Wednesday, 17 December 2014
Russell Callahan and Tony Hartshorn, Montana State University, Bozeman, MT, United States
Abstract:
Fire severity can be defined using satellite imagery to ratio mid (~2.2 um) to near (~0.8 um) infrared reflectance values. We examined how lithology and topography affected burn severity, and how post-fire soils data could be used to ground-truth burn severity at two sites in southwestern Montana. A burned area reflectance classification (BARC), lithology, and terrain attributes were used to predict burn severity for the Millie Fire, which was triggered two years ago by lightning and burned ~4,000 ha. Burn severity showed a strong dependence on lithology: the ratio of areas with high burn severity vs. low or moderate burn severities was 2.9 for gneiss (vs. 0.3 for volcanics). The high-severity burn area for the gneiss was larger than the volcanics, despite the latter lithology covering ~270% greater area (~2,600 ha). Aspect and elevation also influenced burn severity with lower severity at higher elevations (2,600-3,000 m) and higher severity at lower elevations (1,800-2,400 m). Southern and western aspects burned more severely than northern and eastern aspects. To clarify whether post-fire soil geochemical changes might predict ground-based estimates of fire severity, a lab experiment was carried out . We expected residual enrichment of trace metal concentrations, as soil organic matter (SOM) was combusted, which we quantified as loss on ignition (LOI).

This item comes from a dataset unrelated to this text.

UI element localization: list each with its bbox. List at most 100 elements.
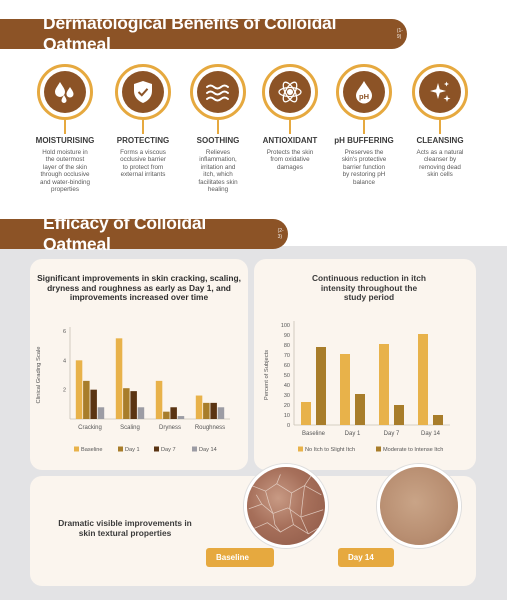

To test this approach, burned and unburned soils were sampled from the ~6000 ha Beartrap 2 fire, which also burned two years. We simulated differing fire severities on unburned soil using a muffle furnace factorially (duration [5, 15, 30, 45, or 60 minutes] x temperature [50, 100, 200, 300, 400, or 500ºC]). Consistent with expectations, unburned samples had a lower mean (±1SD) concentrations for 23 of 30 elements than field-burned samples. For example, barium concentrations ([Ba]) in unburned samples were (708±37μg/g), 16% lower than field-burned [Ba] (841±7 μg/g). Simulated burning yielded smaller [Ba] (732±9 μg/g). Of the 30 trace metals examined, barium explained the greatest fraction of variance in post-burn LOI (R
2 =0.79); gallium explained slightly less variance (R
2=0.67). Our results document the promise of post-burn soil geochemistry to indicate soil burn severity, which could complement vegetation-based and remotely sensed indices.